白血病とは、血液細胞のもととなる“造血幹細胞”が正常な血液細胞になる過程で成長を止めてしまい、“白血病細胞(がん化した細胞)”となって異常に増殖する病気です。
中でも急性骨髄性白血病は白血球へ成長するはずの“骨髄芽球”に異常が生じ、骨髄内に白血病細胞が増殖します。
2017年のがん統計によれば、1年間のうちに急性骨髄性白血病と診断される人の数は、子どもも含めておよそ4,000人程度といわれています。
急性骨髄性白血病では、どのような症状が現れるのでしょうか。このページでは、成人の急性骨髄性白血病の主な症状や医療機関を受診する目安として知っておきたい初期症状などについてご紹介します。
急性骨髄性白血病の症状は、正常な血液細胞を作れなくなることによるものと白血病細胞が増殖することによるものの2種類に分けられます。
以下では、それぞれの具体的な症状についてご紹介します。
血液細胞には赤血球・白血球・血小板があります。急性骨髄性白血病にかかると、これらの血液細胞が作れなくなることによって以下のような症状が現れます。
赤血球には全身に酸素を運ぶ役割があります。赤血球が減少すると、いわゆる貧血症状が現れ、体のだるさや息切れ、動悸、顔が青白くなる、めまいなどの症状がみられることがあります。
白血球には細菌などの異物から体を守る役割があります。白血球が減少すると体を異物から守れなくなることにより、口内炎・肺炎・尿路感染などさまざまな感染症にかかりやすくなり、かつ感染症が治りにくくなります。
また、原因の分からない発熱や喉の腫れなどが現れることもあります。
血小板には出血を止める役割があります。

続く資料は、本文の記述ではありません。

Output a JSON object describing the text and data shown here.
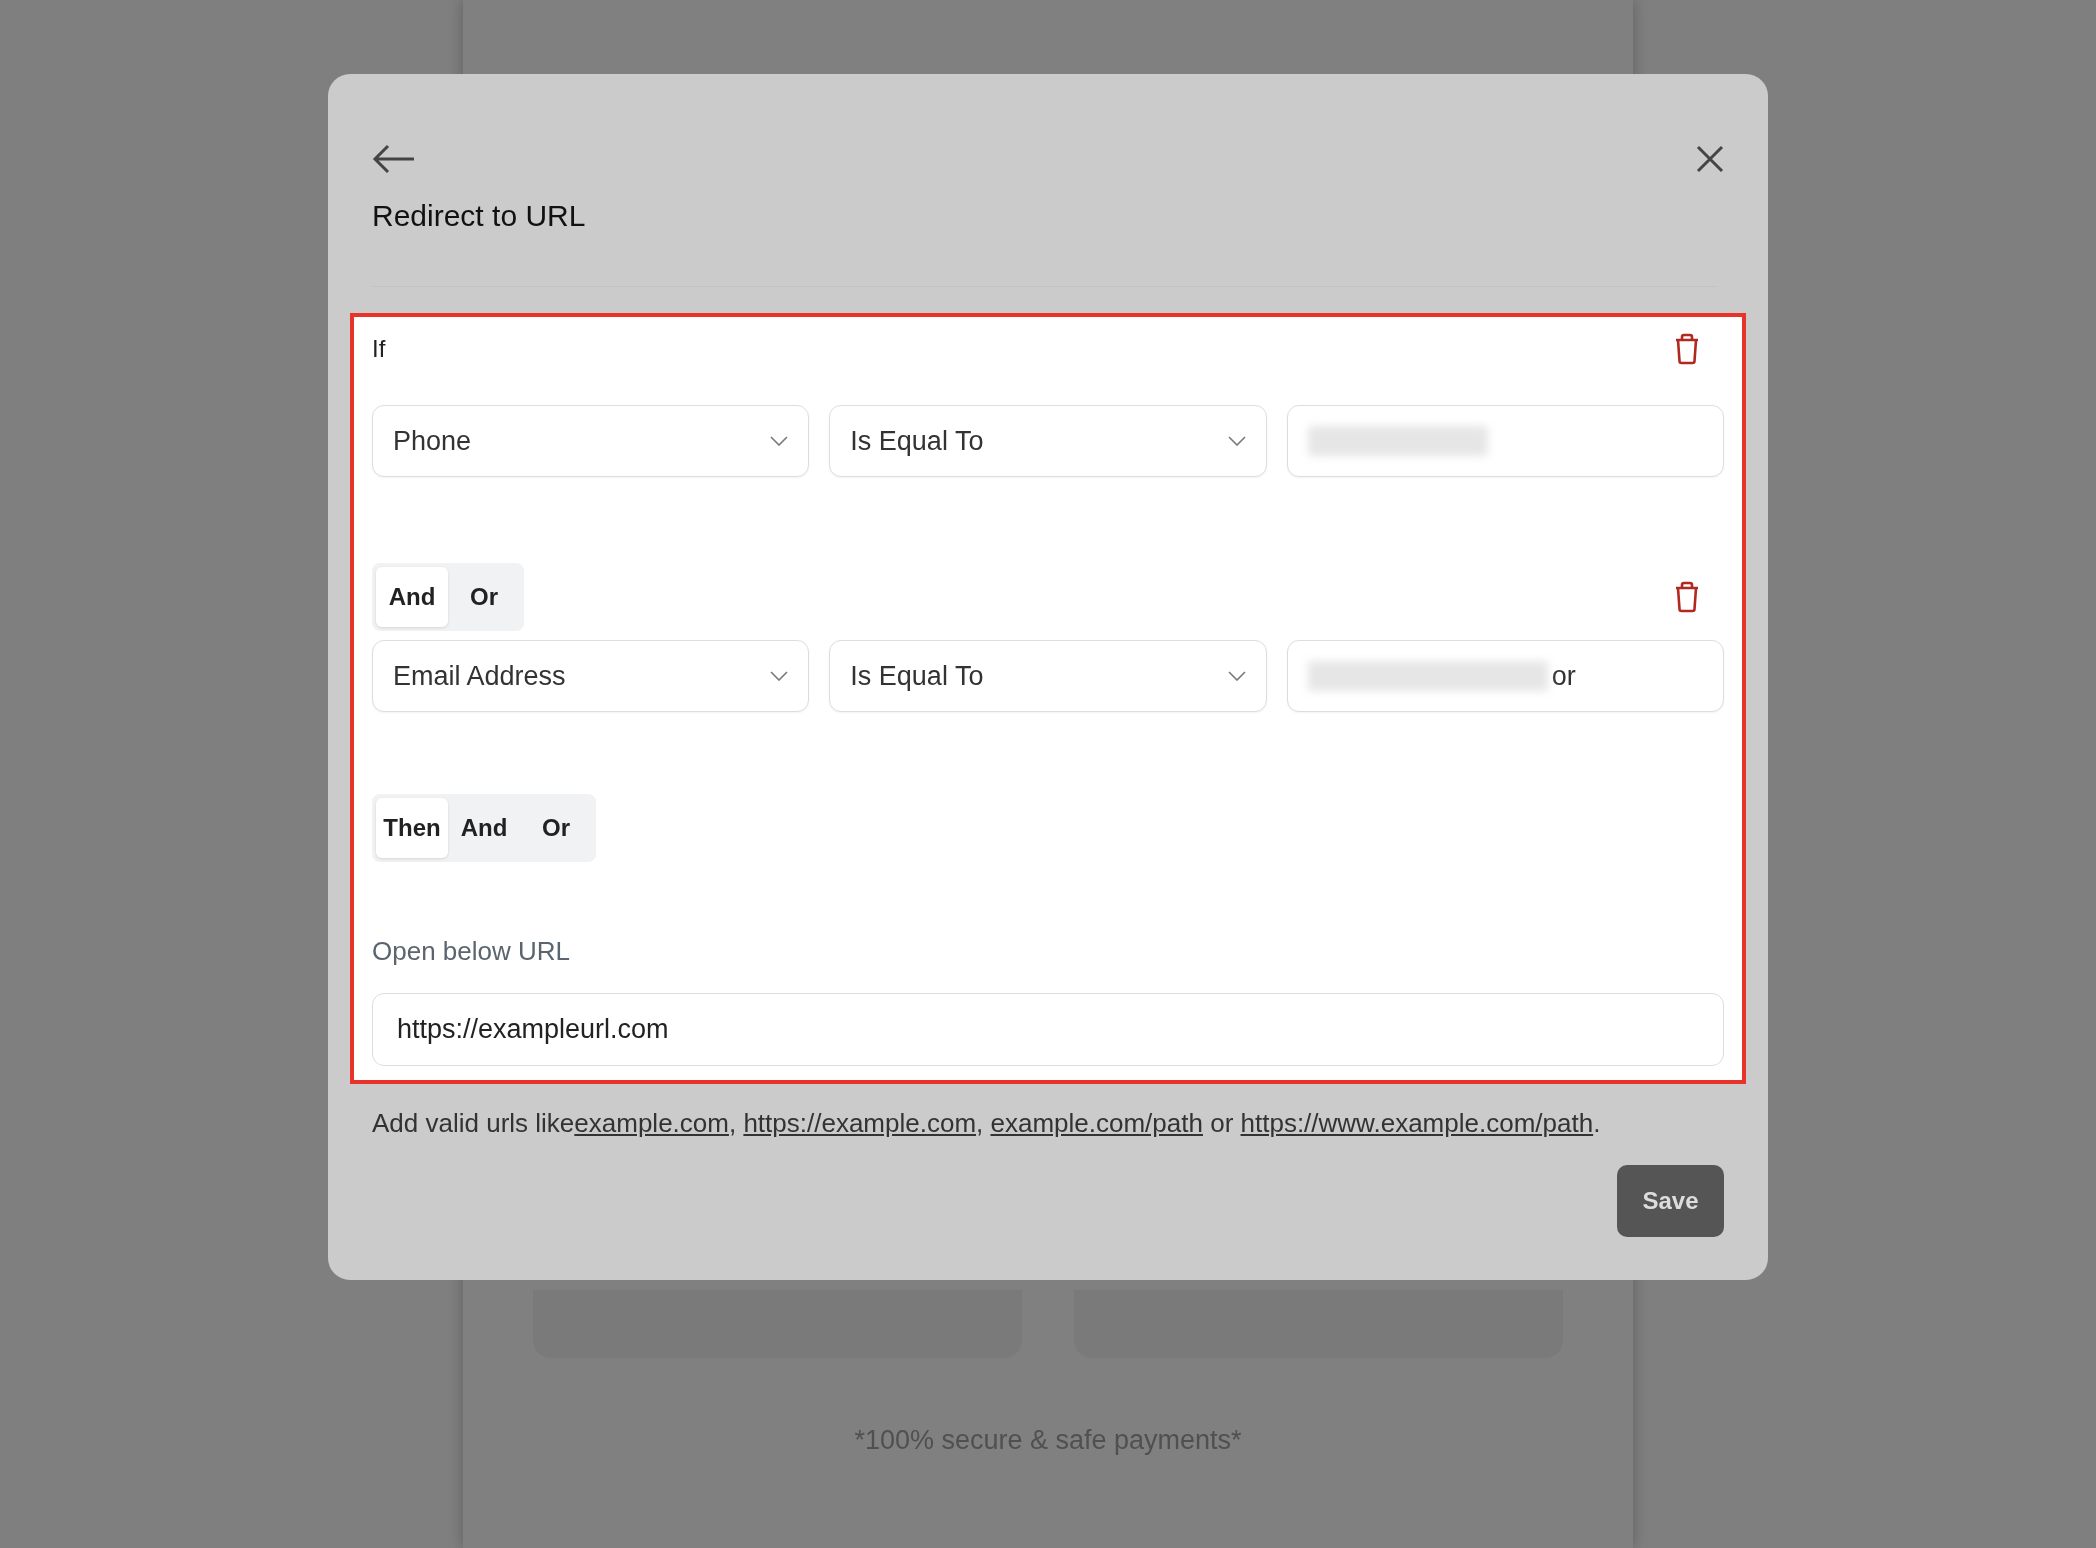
{
  "background": {
    "footnote": "*100% secure & safe payments*"
  },
  "dialog": {
    "title": "Redirect to URL",
    "highlighted": true,
    "rule": {
      "label": "If",
      "conditions": [
        {
          "field": "Phone",
          "operator": "Is Equal To",
          "redacted": true
        },
        {
          "connector_options": [
            {
              "label": "And",
              "selected": true
            },
            {
              "label": "Or",
              "selected": false
            }
          ],
          "field": "Email Address",
          "operator": "Is Equal To",
          "redacted": true,
          "value_tail": "or"
        }
      ],
      "action_options": [
        {
          "label": "Then",
          "selected": true
        },
        {
          "label": "And",
          "selected": false
        },
        {
          "label": "Or",
          "selected": false
        }
      ],
      "action_label": "Open below URL",
      "url": "https://exampleurl.com"
    },
    "helper": [
      {
        "kind": "text",
        "text": "Add valid urls like"
      },
      {
        "kind": "link",
        "text": "example.com"
      },
      {
        "kind": "text",
        "text": ", "
      },
      {
        "kind": "link",
        "text": "https://example.com"
      },
      {
        "kind": "text",
        "text": ", "
      },
      {
        "kind": "link",
        "text": "example.com/path"
      },
      {
        "kind": "text",
        "text": " or "
      },
      {
        "kind": "link",
        "text": "https://www.example.com/path"
      },
      {
        "kind": "text",
        "text": "."
      }
    ],
    "save": "Save"
  }
}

血小板が減少すると、皮下出血によるあざができやすくなったり、鼻血や歯肉などさまざまな部位からの出血がみられるようになったりします。
急性骨髄性白血病では白血病細胞が異常に増殖し、骨髄にとどまらずリンパ節や臓器、中枢神経系などにまで入り込むことがあります。
骨髄内で白血病細胞が増殖すると骨や関節に痛みが生じることがあります。また、リンパ節や肝臓・脾臓などの臓器に白血病細胞が入り込むと臓器が腫れ、お腹が腫れたように感じることもあります。さらに、中枢神経系に白血病細胞が入り込んだ場合、頭痛や吐き気などの症状がみられることもあります。
急性骨髄性白血病は“急性”という名前のとおり、発症の段階で前述のような何らかの自覚症状が現れることが一般的です。しかし、その症状は1つひとつが特徴的とは言えず、かぜと勘違いされてしまうことも少なくありません。そのため、かぜのような症状が続くときは、まず医療機関の受診を検討しましょう。
そのほか、皮下出血によるあざが生じやすいとき、鼻血や歯肉・性器からの出血など、いつもより出血が生じやすいと感じたときなどは、一度医療機関の受診を検討してもよいでしょう。
急性骨髄性白血病の診療科は血液内科です。しかし、前述のように多彩な症状が現れるほか、初期症状がかぜに似ているため、まずはかかりつけの内科などを受診してもよいでしょう。
急性骨髄性白血病は発症すると急激に症状が現れます。また進行速度が早く、速やかに治療を行うことが大切です。そのため気になる症状があれば放置せず、速やかに医療機関の受診を検討しましょう。